Im Nachhinein ist man immer schlauer - nach diesem Motto betrachtet man bei McLaren-Mercedes die Entscheidung von Hockenheim, Lewis Hamilton während der Safety-Car-Phase nicht zum Tanken zu holen und ihm somit das Leben deutlich zu erschweren. Es ist ja auch alles gut gegangen. McLaren-Geschäftsführer Martin Whitmarsh blickte im Teaminterview auf die umstrittene Entscheidung zurück und erklärte, warum Hamilton mit seinem Teamkollegen Heikki Kovalainen auffällig leichtes Spiel hatte.
Frage: "Martin, das Team ist nach einem Vorfall im Qualifying bestraft worden. Was ist dort passiert?"
Whitmarsh: "Wenn man in der Hektik einer Qualifying-Session nur ein wenig Benzin nachfüllen möchte ist es einfacher, dies mit einer kleinen Benzinkanne zu tun als mit der normalen Tankanlage. Artikel 29.2 des sportlichen Regelements besagt allerdings, dass ein Fahrer während des Tankvorgangs zwar im Auto sitzen bleiben darf, aber nur dann, wenn eine von der FIA abgenommene Tankanlage benutzt wird. Sonst muss der Motor abgestellt werden."

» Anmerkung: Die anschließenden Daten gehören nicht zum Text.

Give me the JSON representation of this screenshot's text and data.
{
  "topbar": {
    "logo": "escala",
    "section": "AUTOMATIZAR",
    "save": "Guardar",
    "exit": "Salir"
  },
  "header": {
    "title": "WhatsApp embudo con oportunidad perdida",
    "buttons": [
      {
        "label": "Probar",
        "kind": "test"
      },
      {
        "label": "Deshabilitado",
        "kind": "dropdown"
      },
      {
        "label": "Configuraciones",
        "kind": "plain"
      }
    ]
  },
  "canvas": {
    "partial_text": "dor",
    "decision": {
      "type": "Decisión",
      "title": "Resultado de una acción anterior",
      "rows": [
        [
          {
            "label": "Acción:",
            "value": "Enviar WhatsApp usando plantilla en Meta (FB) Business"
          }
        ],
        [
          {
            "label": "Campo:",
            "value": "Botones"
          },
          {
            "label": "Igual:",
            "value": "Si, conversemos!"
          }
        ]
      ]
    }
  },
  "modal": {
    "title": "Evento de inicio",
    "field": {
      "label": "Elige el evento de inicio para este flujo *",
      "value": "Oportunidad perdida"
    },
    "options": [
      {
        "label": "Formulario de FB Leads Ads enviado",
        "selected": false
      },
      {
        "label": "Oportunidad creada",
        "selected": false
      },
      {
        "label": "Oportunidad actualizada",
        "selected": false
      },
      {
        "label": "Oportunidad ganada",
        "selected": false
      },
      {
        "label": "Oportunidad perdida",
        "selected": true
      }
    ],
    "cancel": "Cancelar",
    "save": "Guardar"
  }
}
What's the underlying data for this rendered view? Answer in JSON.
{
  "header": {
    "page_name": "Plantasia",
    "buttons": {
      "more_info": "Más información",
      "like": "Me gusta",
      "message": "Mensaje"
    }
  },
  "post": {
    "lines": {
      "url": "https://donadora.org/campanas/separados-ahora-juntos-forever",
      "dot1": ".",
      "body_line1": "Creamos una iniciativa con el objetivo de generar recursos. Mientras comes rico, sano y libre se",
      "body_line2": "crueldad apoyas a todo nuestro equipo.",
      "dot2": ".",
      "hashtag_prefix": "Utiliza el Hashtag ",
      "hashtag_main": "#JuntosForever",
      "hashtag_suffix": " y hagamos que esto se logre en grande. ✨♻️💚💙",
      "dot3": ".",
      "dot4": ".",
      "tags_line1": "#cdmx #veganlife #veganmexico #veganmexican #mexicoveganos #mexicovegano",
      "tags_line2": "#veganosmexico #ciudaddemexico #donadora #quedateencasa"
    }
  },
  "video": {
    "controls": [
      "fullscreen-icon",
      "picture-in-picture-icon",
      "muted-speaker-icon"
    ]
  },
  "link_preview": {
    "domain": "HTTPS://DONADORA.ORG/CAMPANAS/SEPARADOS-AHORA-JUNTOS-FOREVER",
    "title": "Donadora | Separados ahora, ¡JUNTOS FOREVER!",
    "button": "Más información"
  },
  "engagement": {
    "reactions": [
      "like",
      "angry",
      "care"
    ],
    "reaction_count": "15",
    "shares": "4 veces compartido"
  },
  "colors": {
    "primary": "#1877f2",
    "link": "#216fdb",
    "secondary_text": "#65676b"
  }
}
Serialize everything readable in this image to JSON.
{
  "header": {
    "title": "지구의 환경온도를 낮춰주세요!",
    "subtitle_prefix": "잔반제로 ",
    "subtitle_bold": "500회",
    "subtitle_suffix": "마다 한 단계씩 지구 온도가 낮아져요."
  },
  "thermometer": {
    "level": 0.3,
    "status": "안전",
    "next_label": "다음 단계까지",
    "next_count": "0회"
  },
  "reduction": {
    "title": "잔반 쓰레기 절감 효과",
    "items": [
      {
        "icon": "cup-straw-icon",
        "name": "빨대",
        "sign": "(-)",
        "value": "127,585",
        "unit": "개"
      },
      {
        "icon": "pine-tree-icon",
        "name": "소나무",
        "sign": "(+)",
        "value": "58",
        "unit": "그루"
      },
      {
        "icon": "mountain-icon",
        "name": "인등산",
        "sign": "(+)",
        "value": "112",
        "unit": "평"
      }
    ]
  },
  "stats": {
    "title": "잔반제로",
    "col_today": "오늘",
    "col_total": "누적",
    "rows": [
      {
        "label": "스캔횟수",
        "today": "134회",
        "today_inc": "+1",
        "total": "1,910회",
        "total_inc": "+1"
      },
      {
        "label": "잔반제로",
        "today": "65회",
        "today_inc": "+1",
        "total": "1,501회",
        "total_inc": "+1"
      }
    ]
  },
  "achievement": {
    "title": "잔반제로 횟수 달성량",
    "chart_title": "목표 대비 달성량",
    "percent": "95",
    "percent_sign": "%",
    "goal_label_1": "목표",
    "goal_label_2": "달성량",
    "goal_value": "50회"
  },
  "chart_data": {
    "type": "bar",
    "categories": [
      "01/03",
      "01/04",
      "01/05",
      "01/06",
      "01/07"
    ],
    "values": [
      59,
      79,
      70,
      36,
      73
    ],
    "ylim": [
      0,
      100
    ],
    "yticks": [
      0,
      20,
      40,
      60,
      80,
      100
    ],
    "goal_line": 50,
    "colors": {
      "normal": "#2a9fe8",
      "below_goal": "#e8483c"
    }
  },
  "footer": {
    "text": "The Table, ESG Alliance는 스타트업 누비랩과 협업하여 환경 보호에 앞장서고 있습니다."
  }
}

Strafe für falsches Betanken
"Wir haben Heikkis Auto während Q2 bei laufendem Motor - zweifellos inkorrekt - mit einer Tankkanne betankt, aber wir dachten, dass wir im Rahmen der Regeln handeln, denn wir benutzten eine Kanne von 'Intertechnique', die als Zulieferer von der FIA geprüft sind und alle Teams mit dem Tankequipment beliefern.
Nachdem wir den Vorfall mit den Stewarts diskutiert hatten, haben wir eingesehen, dass wir gegen das sportliche Reglement verstoßen haben. Wir haben dadurch keinen Wettbewerbsvorteil gehabt und haben die Strafe der Stewarts als fair akzeptiert."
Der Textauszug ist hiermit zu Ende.